Toutes les organisations onusiennes et tous les organes chargés de la drogue, comme l’Onudc, ou l’OICS (organe international de contrôle des stupéfiants), présentent le Maroc comme premier producteur de haschich. Depuis 2010, il y a eu cette évolution dans l’industrialisation marocaine, ou plutôt de transformation du haschich par l’utilisation de variétés hybrides pour obtenir un haut rendement de la culture de cannabis.
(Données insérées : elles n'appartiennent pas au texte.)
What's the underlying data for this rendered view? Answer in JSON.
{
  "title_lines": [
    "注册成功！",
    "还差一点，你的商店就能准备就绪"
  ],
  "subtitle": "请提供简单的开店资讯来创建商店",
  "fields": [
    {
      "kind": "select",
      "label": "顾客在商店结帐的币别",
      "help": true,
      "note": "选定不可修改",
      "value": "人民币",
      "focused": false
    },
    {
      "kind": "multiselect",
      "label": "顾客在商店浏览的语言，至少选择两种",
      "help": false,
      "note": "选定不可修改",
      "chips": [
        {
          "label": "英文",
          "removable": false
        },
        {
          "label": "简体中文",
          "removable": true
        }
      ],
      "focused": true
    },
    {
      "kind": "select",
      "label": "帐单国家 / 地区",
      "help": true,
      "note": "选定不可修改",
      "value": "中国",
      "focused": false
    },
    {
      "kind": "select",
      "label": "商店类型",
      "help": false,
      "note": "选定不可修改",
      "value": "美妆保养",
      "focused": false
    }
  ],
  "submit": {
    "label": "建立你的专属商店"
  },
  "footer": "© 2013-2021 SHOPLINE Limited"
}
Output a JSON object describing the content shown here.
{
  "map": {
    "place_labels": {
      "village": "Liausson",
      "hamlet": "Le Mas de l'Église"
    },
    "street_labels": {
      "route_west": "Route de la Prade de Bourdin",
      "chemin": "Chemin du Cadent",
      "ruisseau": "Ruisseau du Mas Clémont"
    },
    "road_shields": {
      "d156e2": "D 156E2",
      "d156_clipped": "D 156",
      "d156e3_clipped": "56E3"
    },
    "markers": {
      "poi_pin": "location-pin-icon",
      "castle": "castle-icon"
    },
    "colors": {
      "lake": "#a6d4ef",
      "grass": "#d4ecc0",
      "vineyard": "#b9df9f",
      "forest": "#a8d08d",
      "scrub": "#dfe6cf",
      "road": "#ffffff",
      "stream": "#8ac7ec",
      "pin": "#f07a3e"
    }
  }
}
Mais pas seulement. Le Maroc a adopté des techniques modernes d’irrigation pour satisfaire la demande plus importante en ressource hydrique par rapport à la variété traditionnelle, et de transformation de la plante de cannabis en haschich, c’est-à-dire en résine de cannabis, qui est connue sous les noms de «kif», «zetla», «chira», etc. Il faut savoir que tout comme la marijuana, le haschich est aussi un dérivé du cannabis. Durant ces dix dernières années, et après plusieurs expériences, nous savons que même la «khardala» est en train de connaître des tests pour la croiser avec d’autres variétés.

Faut-il s’attendre à une nouvelle variété encore plus puissante ?
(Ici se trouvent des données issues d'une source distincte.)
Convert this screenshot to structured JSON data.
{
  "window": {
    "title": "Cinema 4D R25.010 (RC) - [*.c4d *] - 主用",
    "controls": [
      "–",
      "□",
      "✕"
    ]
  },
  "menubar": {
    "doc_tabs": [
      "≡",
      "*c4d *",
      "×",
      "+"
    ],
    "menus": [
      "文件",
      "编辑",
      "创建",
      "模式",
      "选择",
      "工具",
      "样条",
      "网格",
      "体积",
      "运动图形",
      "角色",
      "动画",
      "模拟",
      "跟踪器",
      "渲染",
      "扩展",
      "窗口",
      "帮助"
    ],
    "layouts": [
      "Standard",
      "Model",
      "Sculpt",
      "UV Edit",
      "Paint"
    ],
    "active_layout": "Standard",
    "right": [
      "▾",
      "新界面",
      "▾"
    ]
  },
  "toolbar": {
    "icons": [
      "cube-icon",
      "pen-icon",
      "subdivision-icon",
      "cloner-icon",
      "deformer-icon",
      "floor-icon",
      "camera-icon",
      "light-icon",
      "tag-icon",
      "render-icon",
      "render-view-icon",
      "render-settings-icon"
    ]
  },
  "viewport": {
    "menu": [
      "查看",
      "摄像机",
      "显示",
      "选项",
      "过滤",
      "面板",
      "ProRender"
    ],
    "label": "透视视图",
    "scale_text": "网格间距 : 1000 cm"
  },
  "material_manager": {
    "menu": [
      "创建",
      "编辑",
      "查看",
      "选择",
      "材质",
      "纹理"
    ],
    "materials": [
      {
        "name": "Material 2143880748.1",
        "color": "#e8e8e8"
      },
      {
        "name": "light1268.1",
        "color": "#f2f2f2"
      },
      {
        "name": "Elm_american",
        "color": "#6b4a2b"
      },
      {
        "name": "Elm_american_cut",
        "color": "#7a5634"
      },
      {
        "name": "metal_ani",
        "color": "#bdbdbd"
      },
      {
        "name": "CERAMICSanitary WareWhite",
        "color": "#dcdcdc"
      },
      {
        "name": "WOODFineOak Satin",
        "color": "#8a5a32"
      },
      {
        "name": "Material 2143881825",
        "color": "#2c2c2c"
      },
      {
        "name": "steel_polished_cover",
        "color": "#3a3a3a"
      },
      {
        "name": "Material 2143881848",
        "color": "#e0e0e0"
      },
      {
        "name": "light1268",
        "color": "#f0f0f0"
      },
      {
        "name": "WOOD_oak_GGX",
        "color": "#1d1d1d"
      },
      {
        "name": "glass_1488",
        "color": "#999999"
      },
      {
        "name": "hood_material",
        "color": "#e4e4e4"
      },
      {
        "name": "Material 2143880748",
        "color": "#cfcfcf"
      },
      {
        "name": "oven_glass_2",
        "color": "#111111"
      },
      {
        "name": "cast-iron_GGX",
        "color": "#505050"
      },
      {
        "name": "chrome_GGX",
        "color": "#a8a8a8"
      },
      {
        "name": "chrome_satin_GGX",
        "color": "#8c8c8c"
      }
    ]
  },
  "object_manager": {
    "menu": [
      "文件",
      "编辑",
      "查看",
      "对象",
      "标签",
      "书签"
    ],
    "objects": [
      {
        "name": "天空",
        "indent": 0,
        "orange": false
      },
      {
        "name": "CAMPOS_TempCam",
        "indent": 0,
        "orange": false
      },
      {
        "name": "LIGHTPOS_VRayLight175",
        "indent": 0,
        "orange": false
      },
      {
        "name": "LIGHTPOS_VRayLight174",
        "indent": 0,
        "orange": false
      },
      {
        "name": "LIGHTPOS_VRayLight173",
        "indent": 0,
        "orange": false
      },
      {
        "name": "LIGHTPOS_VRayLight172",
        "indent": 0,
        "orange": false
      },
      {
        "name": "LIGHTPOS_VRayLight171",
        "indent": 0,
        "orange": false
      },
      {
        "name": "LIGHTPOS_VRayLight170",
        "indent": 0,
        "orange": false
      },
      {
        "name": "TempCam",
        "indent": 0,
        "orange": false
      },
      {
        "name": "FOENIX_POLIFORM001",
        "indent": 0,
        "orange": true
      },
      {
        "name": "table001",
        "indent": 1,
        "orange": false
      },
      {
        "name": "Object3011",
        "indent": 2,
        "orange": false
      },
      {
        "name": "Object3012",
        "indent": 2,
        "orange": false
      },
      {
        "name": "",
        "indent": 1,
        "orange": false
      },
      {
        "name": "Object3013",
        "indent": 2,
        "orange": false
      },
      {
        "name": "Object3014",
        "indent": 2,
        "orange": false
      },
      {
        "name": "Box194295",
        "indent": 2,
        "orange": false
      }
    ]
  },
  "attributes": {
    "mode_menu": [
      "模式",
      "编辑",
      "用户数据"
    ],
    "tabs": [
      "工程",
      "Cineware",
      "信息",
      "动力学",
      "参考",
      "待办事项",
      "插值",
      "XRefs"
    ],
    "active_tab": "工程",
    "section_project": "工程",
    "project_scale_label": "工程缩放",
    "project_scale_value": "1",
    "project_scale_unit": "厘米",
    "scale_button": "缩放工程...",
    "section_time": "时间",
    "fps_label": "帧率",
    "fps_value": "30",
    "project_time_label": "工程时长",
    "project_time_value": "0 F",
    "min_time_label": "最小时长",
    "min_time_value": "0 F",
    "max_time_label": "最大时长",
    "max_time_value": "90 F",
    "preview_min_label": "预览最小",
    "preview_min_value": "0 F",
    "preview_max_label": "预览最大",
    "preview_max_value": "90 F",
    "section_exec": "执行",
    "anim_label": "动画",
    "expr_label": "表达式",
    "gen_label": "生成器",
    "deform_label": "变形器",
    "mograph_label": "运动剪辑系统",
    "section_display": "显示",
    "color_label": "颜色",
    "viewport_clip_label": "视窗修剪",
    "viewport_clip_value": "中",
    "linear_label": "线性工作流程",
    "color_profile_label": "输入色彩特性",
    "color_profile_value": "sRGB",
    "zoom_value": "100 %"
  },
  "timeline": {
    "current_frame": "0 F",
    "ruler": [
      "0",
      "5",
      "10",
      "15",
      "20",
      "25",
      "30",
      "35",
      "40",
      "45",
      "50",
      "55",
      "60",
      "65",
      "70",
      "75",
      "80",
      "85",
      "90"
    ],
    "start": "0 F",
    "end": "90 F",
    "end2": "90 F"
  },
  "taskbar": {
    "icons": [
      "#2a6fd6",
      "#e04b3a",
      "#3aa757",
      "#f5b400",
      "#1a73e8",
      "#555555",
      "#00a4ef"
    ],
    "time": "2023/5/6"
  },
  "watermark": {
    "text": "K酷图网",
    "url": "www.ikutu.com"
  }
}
Très possible. Nous savons déjà que la variété dite «gaouria» semble donner un rendement plus important que celui de la «khardala», qui, elle, permet déjà de tripler la production par rapport à la variété traditionnelle. Nous suivons de très près ces évolutions.
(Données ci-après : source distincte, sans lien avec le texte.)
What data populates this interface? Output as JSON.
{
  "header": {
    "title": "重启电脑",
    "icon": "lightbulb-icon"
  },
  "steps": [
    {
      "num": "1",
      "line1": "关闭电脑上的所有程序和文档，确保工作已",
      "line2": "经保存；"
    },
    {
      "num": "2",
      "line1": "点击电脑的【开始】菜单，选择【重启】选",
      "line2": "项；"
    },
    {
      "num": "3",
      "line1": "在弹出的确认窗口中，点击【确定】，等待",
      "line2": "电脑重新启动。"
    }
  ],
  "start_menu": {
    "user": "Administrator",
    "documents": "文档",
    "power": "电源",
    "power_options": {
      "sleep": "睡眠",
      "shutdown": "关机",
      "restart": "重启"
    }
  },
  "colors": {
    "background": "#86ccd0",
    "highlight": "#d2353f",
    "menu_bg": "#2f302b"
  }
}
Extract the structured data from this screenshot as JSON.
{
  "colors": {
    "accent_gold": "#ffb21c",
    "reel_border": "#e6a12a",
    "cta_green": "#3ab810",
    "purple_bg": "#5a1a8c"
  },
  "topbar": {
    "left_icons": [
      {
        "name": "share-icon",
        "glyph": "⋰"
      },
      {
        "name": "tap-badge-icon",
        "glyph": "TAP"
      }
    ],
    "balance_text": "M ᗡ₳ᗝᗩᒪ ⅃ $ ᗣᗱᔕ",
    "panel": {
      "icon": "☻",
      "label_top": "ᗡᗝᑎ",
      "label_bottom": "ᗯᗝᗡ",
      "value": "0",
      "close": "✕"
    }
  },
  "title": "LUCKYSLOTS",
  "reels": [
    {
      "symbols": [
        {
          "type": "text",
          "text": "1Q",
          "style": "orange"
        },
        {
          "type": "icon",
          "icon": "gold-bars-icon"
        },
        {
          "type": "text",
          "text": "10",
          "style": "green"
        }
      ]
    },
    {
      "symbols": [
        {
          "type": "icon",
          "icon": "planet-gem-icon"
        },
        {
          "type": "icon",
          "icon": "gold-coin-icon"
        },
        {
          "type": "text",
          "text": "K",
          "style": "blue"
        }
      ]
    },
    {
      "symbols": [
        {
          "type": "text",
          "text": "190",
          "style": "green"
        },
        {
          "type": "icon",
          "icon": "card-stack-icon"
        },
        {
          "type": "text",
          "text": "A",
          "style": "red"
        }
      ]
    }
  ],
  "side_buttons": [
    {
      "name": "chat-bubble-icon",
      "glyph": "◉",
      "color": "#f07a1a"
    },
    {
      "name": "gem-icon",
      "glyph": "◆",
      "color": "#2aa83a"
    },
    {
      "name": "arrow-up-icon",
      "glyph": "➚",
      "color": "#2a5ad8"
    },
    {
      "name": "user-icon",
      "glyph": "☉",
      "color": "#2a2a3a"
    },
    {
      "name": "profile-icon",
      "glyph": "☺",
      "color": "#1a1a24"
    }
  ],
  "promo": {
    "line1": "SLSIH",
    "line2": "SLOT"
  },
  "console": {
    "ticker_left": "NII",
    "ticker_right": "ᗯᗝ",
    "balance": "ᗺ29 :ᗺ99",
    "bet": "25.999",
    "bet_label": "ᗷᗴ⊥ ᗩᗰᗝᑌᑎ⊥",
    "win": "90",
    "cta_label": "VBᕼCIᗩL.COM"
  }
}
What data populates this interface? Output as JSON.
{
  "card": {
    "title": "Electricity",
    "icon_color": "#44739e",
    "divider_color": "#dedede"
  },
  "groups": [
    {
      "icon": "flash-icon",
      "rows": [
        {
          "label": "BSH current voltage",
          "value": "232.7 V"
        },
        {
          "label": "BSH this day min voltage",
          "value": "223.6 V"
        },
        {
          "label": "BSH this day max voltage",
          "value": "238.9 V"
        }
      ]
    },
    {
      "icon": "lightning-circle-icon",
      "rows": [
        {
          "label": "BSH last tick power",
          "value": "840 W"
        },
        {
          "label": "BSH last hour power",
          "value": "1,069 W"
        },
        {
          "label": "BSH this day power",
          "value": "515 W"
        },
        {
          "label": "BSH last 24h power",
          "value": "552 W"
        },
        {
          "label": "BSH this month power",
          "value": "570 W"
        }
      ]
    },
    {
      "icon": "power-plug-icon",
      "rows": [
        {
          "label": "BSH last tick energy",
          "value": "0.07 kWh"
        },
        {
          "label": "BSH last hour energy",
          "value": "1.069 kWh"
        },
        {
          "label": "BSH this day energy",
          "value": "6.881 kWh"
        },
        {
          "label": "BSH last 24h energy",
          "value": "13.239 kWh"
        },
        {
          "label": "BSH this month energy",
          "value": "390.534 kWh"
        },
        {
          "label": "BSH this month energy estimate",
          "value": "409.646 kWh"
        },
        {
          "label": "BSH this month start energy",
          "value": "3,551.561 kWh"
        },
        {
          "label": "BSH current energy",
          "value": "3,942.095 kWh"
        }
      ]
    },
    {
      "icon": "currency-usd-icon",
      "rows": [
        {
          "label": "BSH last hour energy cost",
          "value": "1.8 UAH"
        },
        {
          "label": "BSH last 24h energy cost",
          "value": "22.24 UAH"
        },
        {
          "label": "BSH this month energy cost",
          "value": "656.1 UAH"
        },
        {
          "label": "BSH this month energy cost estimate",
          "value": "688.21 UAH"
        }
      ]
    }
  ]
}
Ces productions sont-elles destinées à l’Europe ou à l’Algérie ?

Ces productions sont destinées au marché européen, mais aussi à l’Algérie, étant donné qu’elle est devenue un pays de consommation. Il fait savoir que le 1er pays qui saisit le plus de cannabis est l’Espagne, suivie de la France. L’Algérie occupe la 3e position. La raison est liée au prix du haschich. Ce dernier est plus cher en Europe qu’en Algérie. Le kilo de haschich coûte en France entre 3000 et 5000 euros, alors qu’en Algérie, il se vend entre 30 000 et 200 000 DA. Plus vous allez vers l’est du pays, plus le prix augmente. Lorsqu’on parle de 1000 tonnes saisies en 10 ans, cela veut dire que chaque année, 100 tonnes de haschich sont saisies. Ce qui est énorme.

Quelles conséquences peut avoir ce haschich hybride sur la santé des consommateurs ?

Les conséquences sont extrêmement graves. La modification opérée consiste à renforcer la teneur en THC pour rendre le haschich hybride plus addictif. Avec le cannabis traditionnel, il y a ce qu’on appelle l’ivresse cannabiloïque. C’est comme l’ivresse indue par une boisson alcoolisée. Cela provoque une sensation de planance, une sorte de séparation avec l’être. La personne se sent hors d’elle-même, ou en train de planer. Par contre, lorsqu’il y a une charge plus élevée, les sensations sont exacerbées. Ce qui était au début agréable, devient plus violent et percutant.

On ressent les mêmes sensations que celles suscitées par les drogues dures. Et s’il y a une dépendance physique et psychique qui s’installe, la personne ne peut plus arrêter la consommation du cannabis. L’addiction devient plus prolongée et plus puissante que chez une personne qui fume une moyenne de 2 à 3 joints de haschich traditionnel par jour. Les concentrations qui arrivent dès les premières bouffées sont plus importantes et parviennent rapidement dans le sang et le cerveau.

On parle de sensation ponctuelle, mais aussi d’effets chroniques qui s’installent définitivement. Les effets secondaires sont plus exacerbés et plus prononcés chez les personnes exposées au haschich à un âge jeune. Les études ont montré que la consommation par des sujets jeunes de cannabis hybride engendre 2 à 4 fois plus de problèmes de schizophrénie que celle du haschich traditionnel. Ce qui change totalement le protocole de désintoxication. Dans une toxicomanie très prononcée, le sevrage sera très difficile.